IL-23p19 promotes the formation of MCA-induced fibrosarcomas. Groups of 10–25 male WT and IL-23p19^−/− mice as indicated were injected with either 5, 25,100, or 400 μg MCA as described in Materials and Methods and subsequently monitored for tumor development over 300 days (proportion of mice with tumors in each group shown in each panel).
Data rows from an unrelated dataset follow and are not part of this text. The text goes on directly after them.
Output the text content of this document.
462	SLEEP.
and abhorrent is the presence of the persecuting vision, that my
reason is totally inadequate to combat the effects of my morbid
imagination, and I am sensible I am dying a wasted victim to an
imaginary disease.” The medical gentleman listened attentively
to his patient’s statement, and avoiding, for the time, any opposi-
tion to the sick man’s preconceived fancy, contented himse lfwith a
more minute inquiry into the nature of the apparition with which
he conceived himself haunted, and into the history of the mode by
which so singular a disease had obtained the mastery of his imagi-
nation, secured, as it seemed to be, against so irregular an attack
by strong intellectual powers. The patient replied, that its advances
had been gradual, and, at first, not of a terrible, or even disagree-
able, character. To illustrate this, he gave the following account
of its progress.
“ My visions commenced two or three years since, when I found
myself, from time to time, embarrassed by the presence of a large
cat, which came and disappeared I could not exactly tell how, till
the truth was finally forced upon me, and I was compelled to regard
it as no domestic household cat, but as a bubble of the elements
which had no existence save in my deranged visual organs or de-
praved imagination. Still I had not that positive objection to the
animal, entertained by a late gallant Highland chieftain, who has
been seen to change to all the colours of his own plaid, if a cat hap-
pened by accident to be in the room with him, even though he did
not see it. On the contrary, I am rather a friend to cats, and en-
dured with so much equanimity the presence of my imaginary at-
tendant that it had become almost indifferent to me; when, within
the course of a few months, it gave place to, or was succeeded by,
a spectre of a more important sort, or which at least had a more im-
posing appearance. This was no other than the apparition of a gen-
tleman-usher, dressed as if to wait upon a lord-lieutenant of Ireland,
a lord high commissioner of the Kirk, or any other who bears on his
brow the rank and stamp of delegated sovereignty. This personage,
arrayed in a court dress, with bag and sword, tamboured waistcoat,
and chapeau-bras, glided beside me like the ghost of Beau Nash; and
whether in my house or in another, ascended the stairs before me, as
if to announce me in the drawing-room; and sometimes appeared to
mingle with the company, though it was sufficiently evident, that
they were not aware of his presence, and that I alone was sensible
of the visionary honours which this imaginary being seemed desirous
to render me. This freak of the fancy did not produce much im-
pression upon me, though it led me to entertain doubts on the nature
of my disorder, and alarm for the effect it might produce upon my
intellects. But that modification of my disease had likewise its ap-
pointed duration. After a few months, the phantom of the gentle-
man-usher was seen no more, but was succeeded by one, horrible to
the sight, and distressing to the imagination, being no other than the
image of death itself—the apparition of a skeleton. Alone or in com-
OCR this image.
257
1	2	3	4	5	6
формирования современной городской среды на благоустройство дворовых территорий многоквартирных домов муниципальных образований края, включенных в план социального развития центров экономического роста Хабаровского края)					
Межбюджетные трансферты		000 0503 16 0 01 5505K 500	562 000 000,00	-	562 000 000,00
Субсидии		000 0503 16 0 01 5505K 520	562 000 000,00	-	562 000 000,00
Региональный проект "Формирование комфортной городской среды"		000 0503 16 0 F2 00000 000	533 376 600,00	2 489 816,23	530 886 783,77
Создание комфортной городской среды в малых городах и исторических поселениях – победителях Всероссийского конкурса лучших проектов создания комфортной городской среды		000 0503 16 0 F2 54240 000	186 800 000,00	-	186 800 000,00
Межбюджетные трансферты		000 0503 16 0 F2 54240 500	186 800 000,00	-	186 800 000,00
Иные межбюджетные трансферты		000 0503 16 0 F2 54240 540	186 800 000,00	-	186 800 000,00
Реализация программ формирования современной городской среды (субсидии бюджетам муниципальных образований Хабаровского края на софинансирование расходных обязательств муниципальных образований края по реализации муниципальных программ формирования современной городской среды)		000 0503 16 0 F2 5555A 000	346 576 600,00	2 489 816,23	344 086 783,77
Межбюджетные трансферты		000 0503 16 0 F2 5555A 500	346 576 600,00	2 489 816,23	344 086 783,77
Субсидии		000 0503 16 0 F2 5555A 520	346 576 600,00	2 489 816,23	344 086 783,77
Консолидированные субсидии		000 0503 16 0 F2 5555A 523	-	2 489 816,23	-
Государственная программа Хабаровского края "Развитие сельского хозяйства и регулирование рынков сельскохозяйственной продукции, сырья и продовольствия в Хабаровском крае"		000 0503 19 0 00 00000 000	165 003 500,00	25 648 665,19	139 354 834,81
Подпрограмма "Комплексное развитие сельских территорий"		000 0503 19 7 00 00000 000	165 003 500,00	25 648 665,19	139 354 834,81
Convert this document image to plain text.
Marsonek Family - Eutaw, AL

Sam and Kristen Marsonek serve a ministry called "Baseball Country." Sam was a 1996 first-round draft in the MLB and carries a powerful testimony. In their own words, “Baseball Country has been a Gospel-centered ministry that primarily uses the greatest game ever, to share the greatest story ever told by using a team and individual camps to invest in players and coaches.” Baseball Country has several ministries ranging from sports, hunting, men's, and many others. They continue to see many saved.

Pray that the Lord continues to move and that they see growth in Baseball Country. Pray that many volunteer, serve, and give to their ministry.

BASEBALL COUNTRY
Mice were injected with 400 μg MCA (A and B), 100 μg (C and D), 25 μg (E and F), or 5 μg (G and H). Results are shown as the growth curves of individual mice with sarcoma in each group after MCA inoculation. Proportion of mice developing lethal tumors is shown on right of each panel. Statistical differences in tumor-free mice as determined by Fisher's exact test: (A and B) WT vs. p19^−/− (P = 0.0009); (C and D) WT vs. p19^−/− (P = 0.2443); (E and F) WT vs. p19^−/− (0.6614); and (H and I) WT vs. p19^−/− (0.4737).

Fig. 5.

IL-23p19 suppression of NK cells promotes the formation of MCA-induced fibrosarcomas. Groups of 14–15 male WT and IL-23p19^−/− mice as indicated were injected with 400 μg MCA as described in Materials and Methods and subsequently monitored for tumor development over 300 days (proportion of mice with tumors in each group shown). WT or IL-23p19^−/− mice were additionally treated with control Ig (cIg) or depleted of CD8⁺ T cell or NK cells weekly from the time of MCA inoculation to day 42. Results are shown as the growth curves of individual mice with sarcoma in each group after MCA inoculation. Statistical differences as determined by Fisher's exact test: (A–D) p19^−/− + cIg vs. p19^−/− + anti-CD8 (ns), p19^−/− + cIg vs. p19^−/− + anti-ASGM1 (P = 0.0027).